A. Persamaan dan Perbedaan Antara Umrah dan Haji
Sekedar menyegarkan ingatan, haji dan umrah adalah dua jenis ibadah ritual yang masing-masing punya persamaan dan perbedaan.
1. Persamaan Umrah dan Haji
Di antara persamaan antara ibadah haji dan ibadah umrah adalah :
- Umrah dan haji sama-sama dikerjakan dalam keadaan berihram.
- Umrah dan haji sama-sama dikerjakan dengan terlebih dahulu
mengambil miqat makani, sebagaimana sudah dibahas pada bab sebelumnya.
- Umrah dan haji sama-sama terdiri dari tawaf yang bentuknya
mengelilingi Ka’bah tujuh putaran, disambung dengan sa'i tujuh kali
antara Shafa dan Marwah, lalu disambung dengan bercukur atau tahallul.
Boleh dibilang ibadah haji adalah ibadah umrah plus beberapa ritual
ibadah lainnya.
2. Perbedaan Umrah dan Haji
Namun umrah dan haji punya perbedaan yang sangat mendasar, antara lain :
- Semua ritual umrah yaitu tawaf, sa'i dan bercukur, cukup hanya
dilakukan di dalam masjid Al-Haram. Sedangkan ritual haji adalah terdiri
dari ritual umrah ditambah dengan wukuf di Arafah, bermalam di
Muzdalifah, melontar Jamarat di Mina sambil bermalam selama disana
selama beberapa hari.
- Ibadah umrah bisa dilakukan kapan saja berkali-kali dalam sehari
karena durasinya cukup pendek, sedangkan ibadah haji hanya bisa
dikerjakan sekali dalam setahun.
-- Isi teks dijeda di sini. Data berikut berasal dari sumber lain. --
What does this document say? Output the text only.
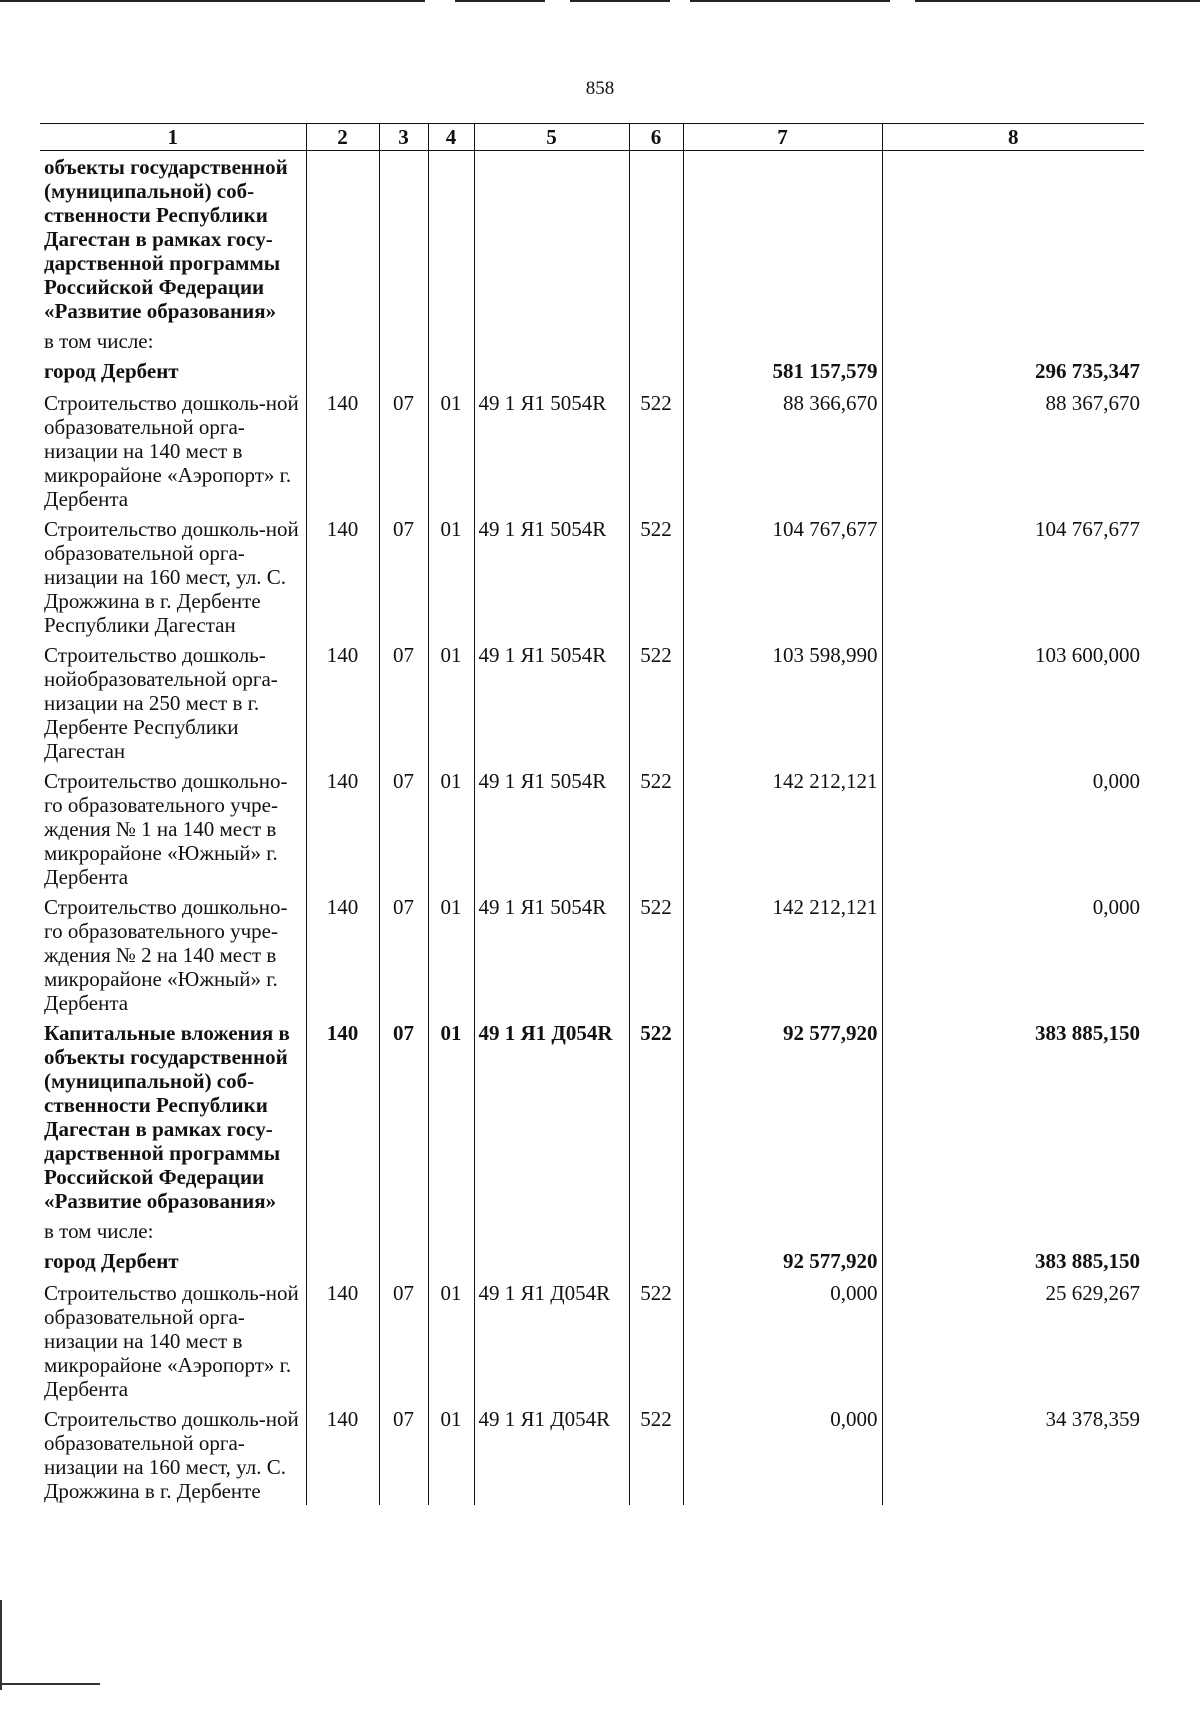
858
1	2	3	4	5	6	7	8
объекты государственной (муниципальной) соб-ственности Республики Дагестан в рамках госу-дарственной программы Российской Федерации «Развитие образования»							
в том числе:							
город Дербент						581 157,579	296 735,347
Строительство дошколь-ной образовательной орга-низации на 140 мест в микрорайоне «Аэропорт» г. Дербента	140	07	01	49 1 Я1 5054R	522	88 366,670	88 367,670
Строительство дошколь-ной образовательной орга-низации на 160 мест, ул. С. Дрожжина в г. Дербенте Республики Дагестан	140	07	01	49 1 Я1 5054R	522	104 767,677	104 767,677
Строительство дошколь-нойобразовательной орга-низации на 250 мест в г. Дербенте Республики Дагестан	140	07	01	49 1 Я1 5054R	522	103 598,990	103 600,000
Строительство дошкольно-го образовательного учре-ждения № 1 на 140 мест в микрорайоне «Южный» г. Дербента	140	07	01	49 1 Я1 5054R	522	142 212,121	0,000
Строительство дошкольно-го образовательного учре-ждения № 2 на 140 мест в микрорайоне «Южный» г. Дербента	140	07	01	49 1 Я1 5054R	522	142 212,121	0,000
Капитальные вложения в объекты государственной (муниципальной) соб-ственности Республики Дагестан в рамках госу-дарственной программы Российской Федерации «Развитие образования»	140	07	01	49 1 Я1 Д054R	522	92 577,920	383 885,150
в том числе:							
город Дербент						92 577,920	383 885,150
Строительство дошколь-ной образовательной орга-низации на 140 мест в микрорайоне «Аэропорт» г. Дербента	140	07	01	49 1 Я1 Д054R	522	0,000	25 629,267
Строительство дошколь-ной образовательной орга-низации на 160 мест, ул. С. Дрожжина в г. Дербенте	140	07	01	49 1 Я1 Д054R	522	0,000	34 378,359
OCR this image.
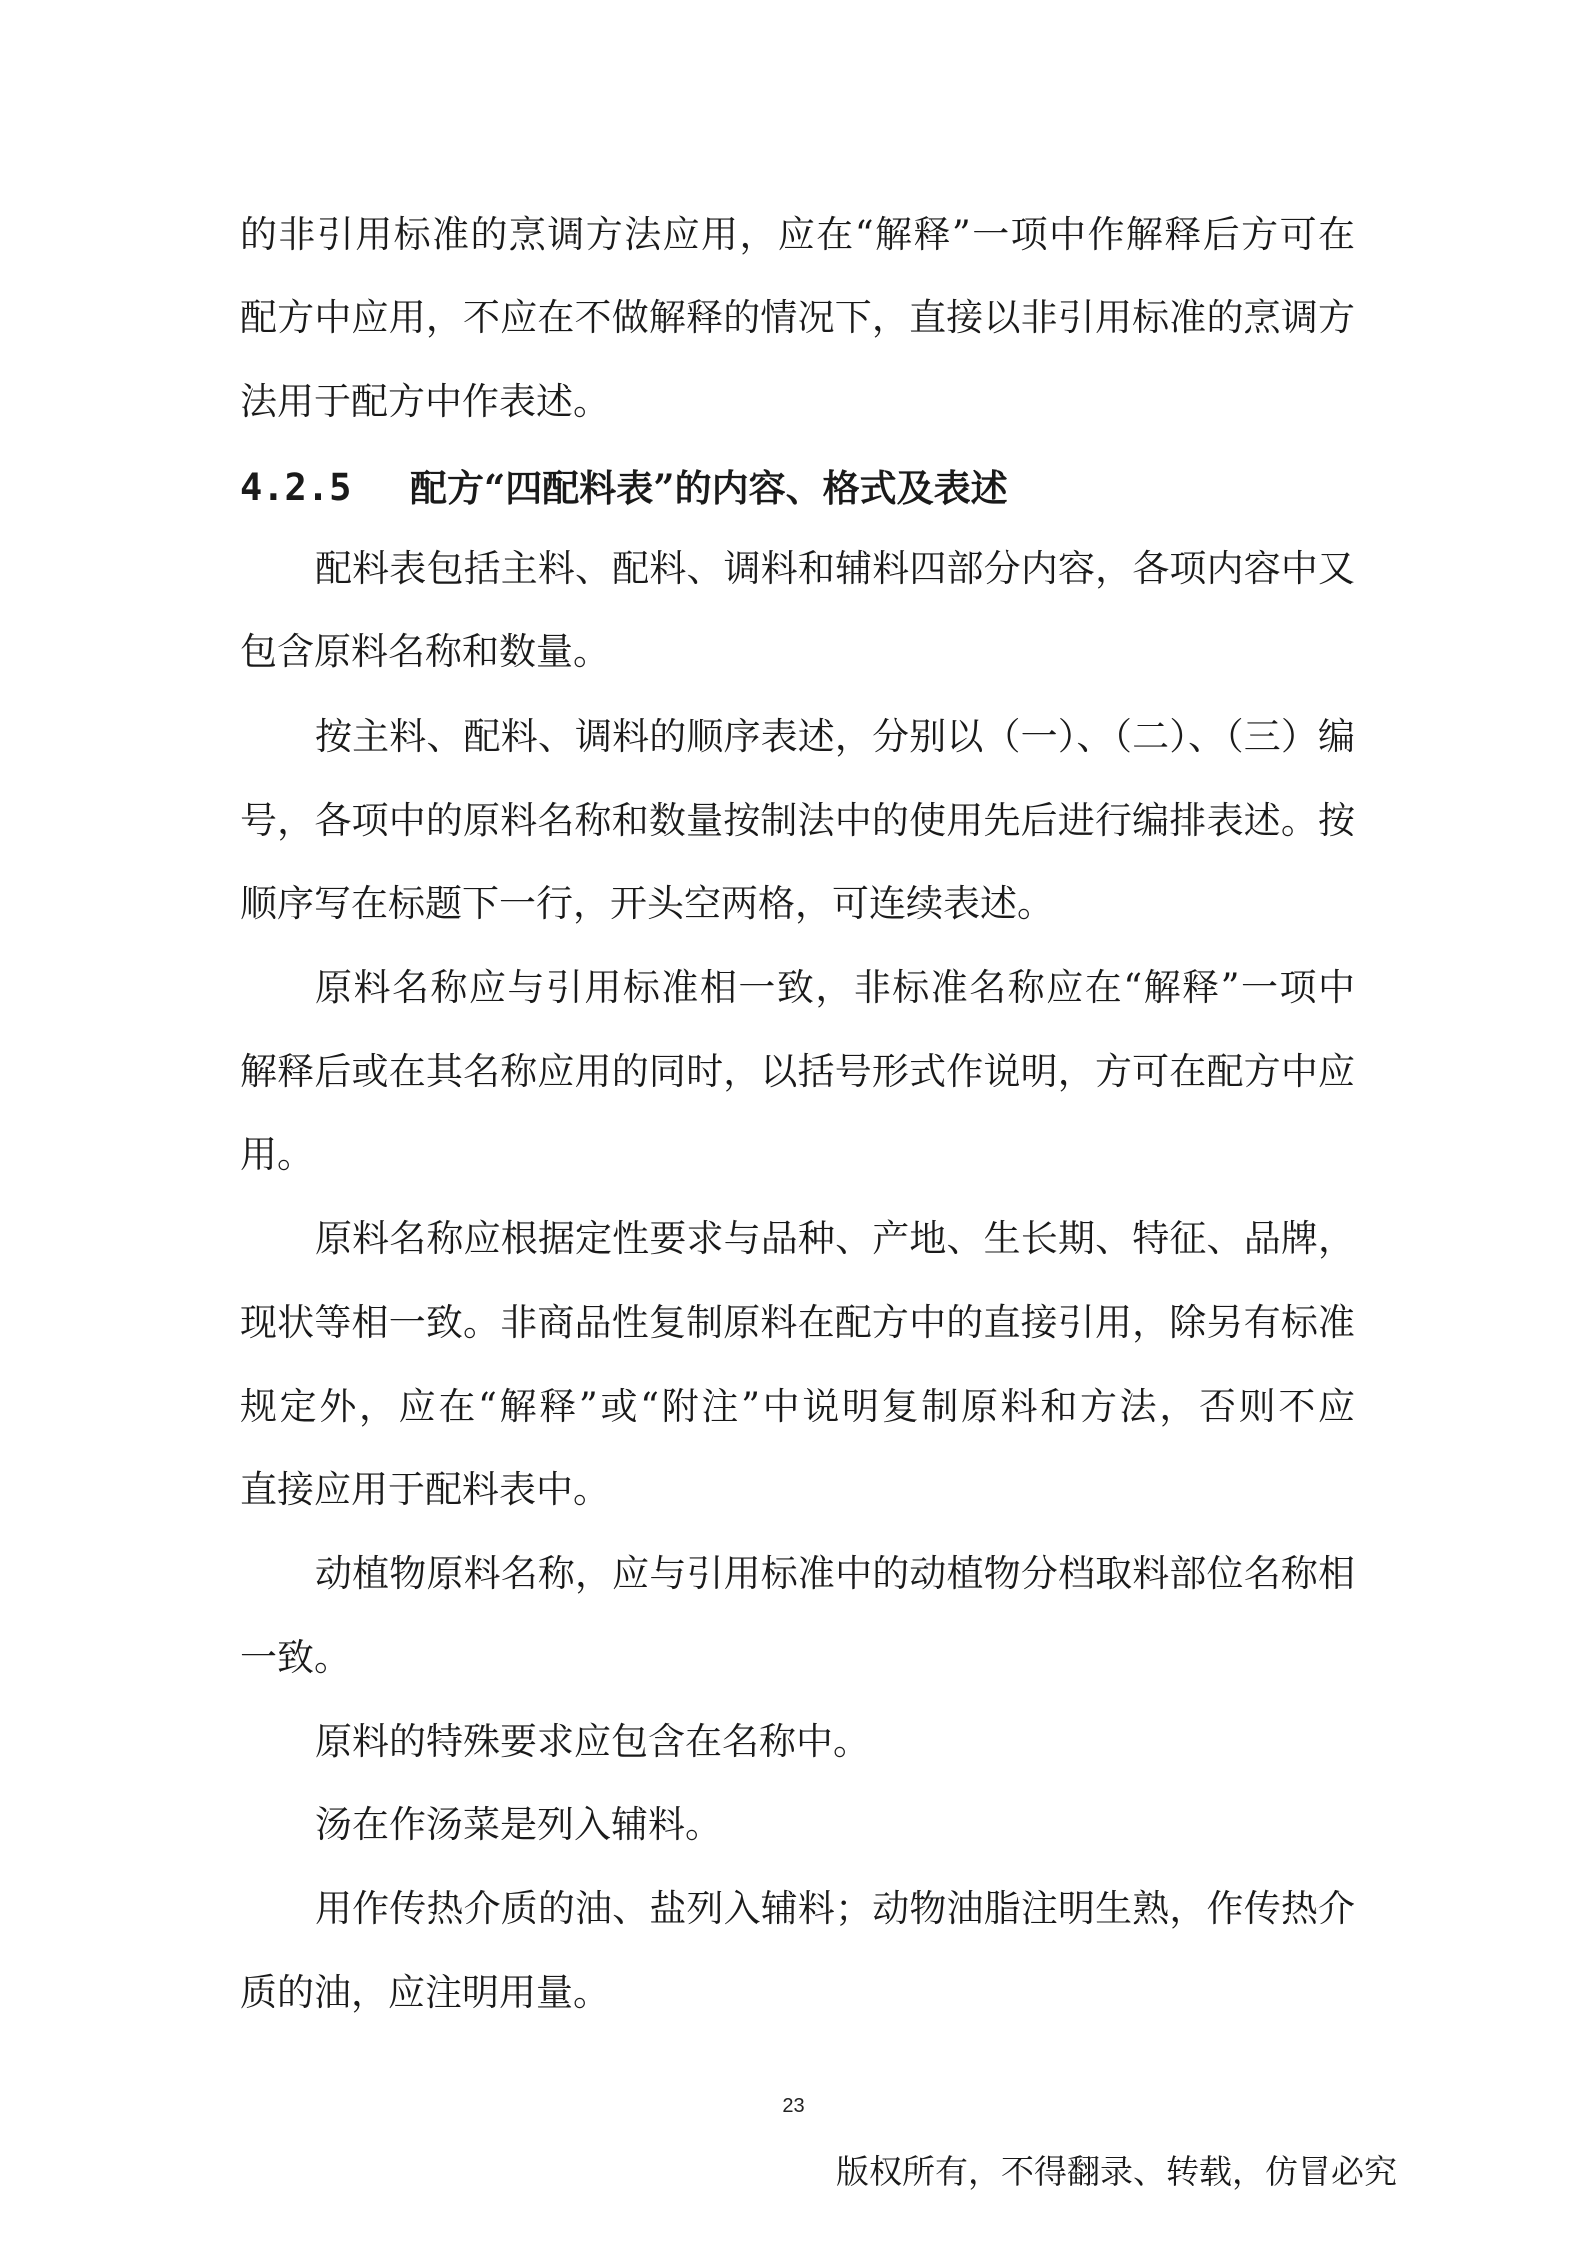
的非引用标准的烹调方法应用，应在“解释”一项中作解释后方可在
配方中应用，不应在不做解释的情况下，直接以非引用标准的烹调方
法用于配方中作表述。
4.2.5 配方“四配料表”的内容、格式及表述
配料表包括主料、配料、调料和辅料四部分内容，各项内容中又
包含原料名称和数量。
按主料、配料、调料的顺序表述，分别以（一）、（二）、（三）编
号，各项中的原料名称和数量按制法中的使用先后进行编排表述。按
顺序写在标题下一行，开头空两格，可连续表述。
原料名称应与引用标准相一致，非标准名称应在“解释”一项中
解释后或在其名称应用的同时，以括号形式作说明，方可在配方中应
用。
原料名称应根据定性要求与品种、产地、生长期、特征、品牌，
现状等相一致。非商品性复制原料在配方中的直接引用，除另有标准
规定外，应在“解释”或“附注”中说明复制原料和方法，否则不应
直接应用于配料表中。
动植物原料名称，应与引用标准中的动植物分档取料部位名称相
一致。
原料的特殊要求应包含在名称中。
汤在作汤菜是列入辅料。
用作传热介质的油、盐列入辅料；动物油脂注明生熟，作传热介
质的油，应注明用量。
23
版权所有，不得翻录、转载，仿冒必究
Inti ibadah haji adalah wuquf di Arafah
pada tanggal 9 Dzulhijjah. Dimana durasi ibadah haji sepanjang 5 sampai
6 hari lamanya.
Jadi karena ibadah umrah dan haji punya irisan satu dengan yang lain,
atau lebih tepatnya ibadah umrah adalah bagian dari ibadah haji, maka
terkadang kedua ibadah itu dilaksanakan sendiri-sendiri, dan terkadang
bisa juga dilakukan bersamaan dalam satu ibadah.
Dan semua itu akan menjadi jelas kalau kita bahas satu persatu istilah Qiran, Ifrad dan Tamattu’.
B. Haji Qiran
1. Pengertian
a. Bahasa
Istilah qiran (قِرَان) kalau kita perhatikan secara bahasa (etimologi) bermakna :
جَمْعُ شَيْءٍ إِلَى شَيْءٍ
Menggabungkan sesuatu dengan sesuatu yang lain.
Istilah qiran (قِرَان) oleh orang Arab juga digunakan untuk menyebut
tali yang digunakan untuk mengikat dua ekor unta menjadi satu.
Ats-Tsa’labi mengatakan :
لاَ يُقَال لِلْحَبْل قِرَانٌ حَتَّى يُقْرَنَ فِيهِ بَعِيرَانِ
Tali tidaklah disebut qiran kecuali bila tali itu mengikat dua ekor unta.
b. Istilah
Dan secara istilah haji, qiran adalah :
أَنْ يُحْرِمَ بِالْعُمْرَةِ وَالْحَجِّ جَمِيعًا
Seseorang berihram untuk umrah sekaligus juga untuk haji
Atau dengan kata lain, Haji Qiran adalah :
أَنْ يُحْرِمَ بِعُمْرَةٍ فِي أَشْهُرِ الْحَجِّ ثُمَّ يُدْخِل الْحَجَّ عَلَيْهَا قَبْل الطَّوَافِ
Seseorang berihram dengan umrah pada bulan-bulan haji, kemudian memasukkan haji ke dalamnya sebelum tawaf
Maka seseorang dikatakan melaksanakan haji dengan cara Qiran adalah
manakala dia melakukan ibadah haji dan umrah digabung dalam satu niat
dan gerakan secara bersamaan, sejak mulai dari berihram.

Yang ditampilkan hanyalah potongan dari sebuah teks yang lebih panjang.